L2 inductor is effectively bypassed and 10A flows through inductor L1.
At t = 0+ L1 behaves as a current source outputting 10A and L2 behaves as an open circuit.
I need the value for i(0+) to further solve the question. If I had to guess, I'd go with 0A because I feel like an open circuit is supposed to take priority over a current source.
The initial current seems distracting, The focus should be on the voltage aross \$L_2\$.
Place a resistor \$R_x\$ in parallel with \$L_2\$.
Pretend that \$L_1\$ is a current source for now.

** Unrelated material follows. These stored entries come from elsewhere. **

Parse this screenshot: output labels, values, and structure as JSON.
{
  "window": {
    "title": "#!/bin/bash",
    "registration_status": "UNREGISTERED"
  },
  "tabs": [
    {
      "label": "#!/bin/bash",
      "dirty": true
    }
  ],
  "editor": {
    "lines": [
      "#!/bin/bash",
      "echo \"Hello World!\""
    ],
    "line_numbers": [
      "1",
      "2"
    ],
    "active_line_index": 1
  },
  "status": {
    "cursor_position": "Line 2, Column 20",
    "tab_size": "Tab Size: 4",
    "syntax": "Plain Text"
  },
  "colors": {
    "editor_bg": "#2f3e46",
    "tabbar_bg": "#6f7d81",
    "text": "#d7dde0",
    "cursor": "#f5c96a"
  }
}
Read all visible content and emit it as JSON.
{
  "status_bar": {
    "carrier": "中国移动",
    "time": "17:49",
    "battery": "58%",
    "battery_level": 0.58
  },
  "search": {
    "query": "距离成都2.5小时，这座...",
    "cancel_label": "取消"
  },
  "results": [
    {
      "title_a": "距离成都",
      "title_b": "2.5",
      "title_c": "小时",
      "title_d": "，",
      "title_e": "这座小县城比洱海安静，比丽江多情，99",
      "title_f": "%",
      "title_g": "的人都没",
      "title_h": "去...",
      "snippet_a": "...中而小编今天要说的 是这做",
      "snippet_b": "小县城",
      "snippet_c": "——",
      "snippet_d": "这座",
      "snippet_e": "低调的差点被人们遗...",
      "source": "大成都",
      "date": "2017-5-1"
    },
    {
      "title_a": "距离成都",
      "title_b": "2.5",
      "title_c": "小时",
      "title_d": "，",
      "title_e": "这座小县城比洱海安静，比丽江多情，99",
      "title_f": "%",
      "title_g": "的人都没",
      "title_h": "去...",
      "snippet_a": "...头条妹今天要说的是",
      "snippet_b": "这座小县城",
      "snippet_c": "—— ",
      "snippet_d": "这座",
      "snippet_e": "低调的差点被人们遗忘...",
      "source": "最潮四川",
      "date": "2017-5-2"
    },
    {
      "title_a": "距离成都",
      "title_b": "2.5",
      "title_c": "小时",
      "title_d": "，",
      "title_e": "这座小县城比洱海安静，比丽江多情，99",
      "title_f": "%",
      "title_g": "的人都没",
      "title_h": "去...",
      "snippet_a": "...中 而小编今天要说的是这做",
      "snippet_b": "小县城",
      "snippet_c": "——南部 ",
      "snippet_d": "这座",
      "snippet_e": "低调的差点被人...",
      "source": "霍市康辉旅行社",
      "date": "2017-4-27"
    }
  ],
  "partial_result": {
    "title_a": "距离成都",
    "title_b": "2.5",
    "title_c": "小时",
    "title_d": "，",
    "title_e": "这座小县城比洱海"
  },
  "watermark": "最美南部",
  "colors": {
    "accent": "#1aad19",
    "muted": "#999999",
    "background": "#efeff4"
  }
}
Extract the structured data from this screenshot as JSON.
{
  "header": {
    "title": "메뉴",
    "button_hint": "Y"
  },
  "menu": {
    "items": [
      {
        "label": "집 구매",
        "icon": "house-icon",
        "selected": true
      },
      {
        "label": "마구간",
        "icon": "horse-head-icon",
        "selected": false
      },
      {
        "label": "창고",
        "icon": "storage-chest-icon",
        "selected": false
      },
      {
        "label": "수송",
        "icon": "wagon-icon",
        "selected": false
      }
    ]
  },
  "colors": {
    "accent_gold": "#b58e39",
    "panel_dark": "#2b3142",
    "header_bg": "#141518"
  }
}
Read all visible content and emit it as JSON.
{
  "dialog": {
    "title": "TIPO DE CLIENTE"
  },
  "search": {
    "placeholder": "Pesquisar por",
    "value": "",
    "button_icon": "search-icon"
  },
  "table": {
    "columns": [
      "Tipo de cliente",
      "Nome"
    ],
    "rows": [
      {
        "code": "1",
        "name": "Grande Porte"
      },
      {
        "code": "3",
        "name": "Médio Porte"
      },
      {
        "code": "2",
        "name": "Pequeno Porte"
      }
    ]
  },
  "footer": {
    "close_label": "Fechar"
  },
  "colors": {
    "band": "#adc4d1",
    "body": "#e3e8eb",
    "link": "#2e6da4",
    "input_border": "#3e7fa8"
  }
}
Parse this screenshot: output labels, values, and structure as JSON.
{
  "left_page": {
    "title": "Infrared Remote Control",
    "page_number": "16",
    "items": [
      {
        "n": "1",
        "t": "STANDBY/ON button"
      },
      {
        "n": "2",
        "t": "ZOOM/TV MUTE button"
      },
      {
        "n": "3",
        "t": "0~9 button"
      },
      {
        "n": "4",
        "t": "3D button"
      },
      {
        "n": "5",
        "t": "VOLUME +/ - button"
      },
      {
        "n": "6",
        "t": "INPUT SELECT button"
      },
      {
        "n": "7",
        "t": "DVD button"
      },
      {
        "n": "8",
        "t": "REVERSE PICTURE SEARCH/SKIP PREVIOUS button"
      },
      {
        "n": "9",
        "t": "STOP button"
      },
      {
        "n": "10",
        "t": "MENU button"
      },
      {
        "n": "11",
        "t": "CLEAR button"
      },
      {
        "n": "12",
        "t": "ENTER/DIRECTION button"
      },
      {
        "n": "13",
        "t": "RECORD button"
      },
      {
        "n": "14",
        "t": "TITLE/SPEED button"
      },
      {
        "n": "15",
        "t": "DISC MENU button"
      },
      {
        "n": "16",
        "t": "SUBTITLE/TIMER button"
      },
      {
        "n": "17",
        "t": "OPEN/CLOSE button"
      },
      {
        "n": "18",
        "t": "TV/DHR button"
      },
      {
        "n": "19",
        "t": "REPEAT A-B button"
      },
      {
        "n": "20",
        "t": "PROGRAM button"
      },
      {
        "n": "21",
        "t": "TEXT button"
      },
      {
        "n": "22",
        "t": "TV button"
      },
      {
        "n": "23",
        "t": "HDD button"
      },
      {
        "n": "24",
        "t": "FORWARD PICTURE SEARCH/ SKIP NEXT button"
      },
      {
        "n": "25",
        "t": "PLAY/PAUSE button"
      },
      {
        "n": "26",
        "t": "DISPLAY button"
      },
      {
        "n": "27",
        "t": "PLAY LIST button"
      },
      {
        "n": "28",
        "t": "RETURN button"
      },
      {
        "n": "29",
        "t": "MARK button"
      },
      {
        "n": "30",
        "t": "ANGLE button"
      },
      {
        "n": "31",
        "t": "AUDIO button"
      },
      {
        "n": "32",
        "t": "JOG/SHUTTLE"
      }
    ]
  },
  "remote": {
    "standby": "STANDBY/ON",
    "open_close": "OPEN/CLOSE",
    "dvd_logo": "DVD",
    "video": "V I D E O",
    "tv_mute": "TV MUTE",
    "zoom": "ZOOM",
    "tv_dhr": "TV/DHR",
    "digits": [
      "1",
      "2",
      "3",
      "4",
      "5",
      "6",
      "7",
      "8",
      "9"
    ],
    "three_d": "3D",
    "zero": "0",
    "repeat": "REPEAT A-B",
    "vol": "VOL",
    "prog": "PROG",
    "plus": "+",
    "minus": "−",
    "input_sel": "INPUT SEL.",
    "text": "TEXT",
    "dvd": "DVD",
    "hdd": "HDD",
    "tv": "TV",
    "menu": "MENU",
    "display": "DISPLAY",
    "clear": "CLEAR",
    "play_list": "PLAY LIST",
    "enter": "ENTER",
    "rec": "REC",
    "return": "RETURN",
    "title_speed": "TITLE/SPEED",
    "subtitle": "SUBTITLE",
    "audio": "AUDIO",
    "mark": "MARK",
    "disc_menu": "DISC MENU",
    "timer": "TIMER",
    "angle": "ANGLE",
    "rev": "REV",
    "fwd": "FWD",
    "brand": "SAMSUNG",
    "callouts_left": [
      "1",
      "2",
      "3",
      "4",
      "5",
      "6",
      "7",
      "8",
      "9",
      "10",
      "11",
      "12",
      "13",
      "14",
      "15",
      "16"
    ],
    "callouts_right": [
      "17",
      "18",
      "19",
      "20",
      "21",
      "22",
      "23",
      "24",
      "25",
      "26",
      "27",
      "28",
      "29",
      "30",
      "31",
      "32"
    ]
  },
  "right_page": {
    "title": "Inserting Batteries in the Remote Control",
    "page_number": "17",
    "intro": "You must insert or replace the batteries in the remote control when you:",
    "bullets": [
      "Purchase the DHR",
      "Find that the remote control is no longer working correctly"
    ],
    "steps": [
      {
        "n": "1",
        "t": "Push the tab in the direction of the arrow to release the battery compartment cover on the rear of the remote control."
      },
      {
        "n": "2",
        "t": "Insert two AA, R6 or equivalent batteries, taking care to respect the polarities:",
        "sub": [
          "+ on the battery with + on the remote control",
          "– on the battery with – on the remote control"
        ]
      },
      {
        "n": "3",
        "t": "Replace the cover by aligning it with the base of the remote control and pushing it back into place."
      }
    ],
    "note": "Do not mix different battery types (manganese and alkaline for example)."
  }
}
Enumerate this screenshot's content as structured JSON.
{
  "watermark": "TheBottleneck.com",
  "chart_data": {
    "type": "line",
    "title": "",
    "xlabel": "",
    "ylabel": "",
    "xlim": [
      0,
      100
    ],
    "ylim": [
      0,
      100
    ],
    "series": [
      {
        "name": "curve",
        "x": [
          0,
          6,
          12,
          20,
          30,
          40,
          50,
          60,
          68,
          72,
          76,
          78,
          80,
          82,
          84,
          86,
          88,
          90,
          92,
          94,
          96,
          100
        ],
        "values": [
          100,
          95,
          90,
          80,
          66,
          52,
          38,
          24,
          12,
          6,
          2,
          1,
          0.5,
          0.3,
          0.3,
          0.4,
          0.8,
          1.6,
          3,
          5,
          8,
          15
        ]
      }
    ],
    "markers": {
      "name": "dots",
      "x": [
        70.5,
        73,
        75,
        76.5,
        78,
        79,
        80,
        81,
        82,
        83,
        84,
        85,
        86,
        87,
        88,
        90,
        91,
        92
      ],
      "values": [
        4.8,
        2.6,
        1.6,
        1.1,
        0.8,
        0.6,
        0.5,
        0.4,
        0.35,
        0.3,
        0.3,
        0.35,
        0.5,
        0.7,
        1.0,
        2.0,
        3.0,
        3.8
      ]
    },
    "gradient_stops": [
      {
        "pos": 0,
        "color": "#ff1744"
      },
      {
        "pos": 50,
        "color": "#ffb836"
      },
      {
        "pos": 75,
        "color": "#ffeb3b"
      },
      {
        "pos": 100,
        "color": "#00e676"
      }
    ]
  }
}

The voltage across \$L_2\$ is \$V_{L2}=R_x I(0^+)\$
The current in \$R_x\$ decreases while the current in \$L_2\$ increases.
All of the current in \$R_x\$ transfers to \$L_2\$ in \$5\frac{L_2}{R_x}\$ time constants as \$V_{L2}(0^+)\rightarrow 0\$
Set \$R_x=\text{TeraOhms}\$ to approximate removing it from the circuit. Then the duration of \$t=0^+\$ is pico-seconds. Take the \$\underset{R_{x}\rightarrow\infty}{\lim}\$.
So now you should be able to determine \$I(0^+)\$ and \$V_{L2}(0^+)\$.
Now also \$L_2\$ stops being a current source a becomes an inductor again.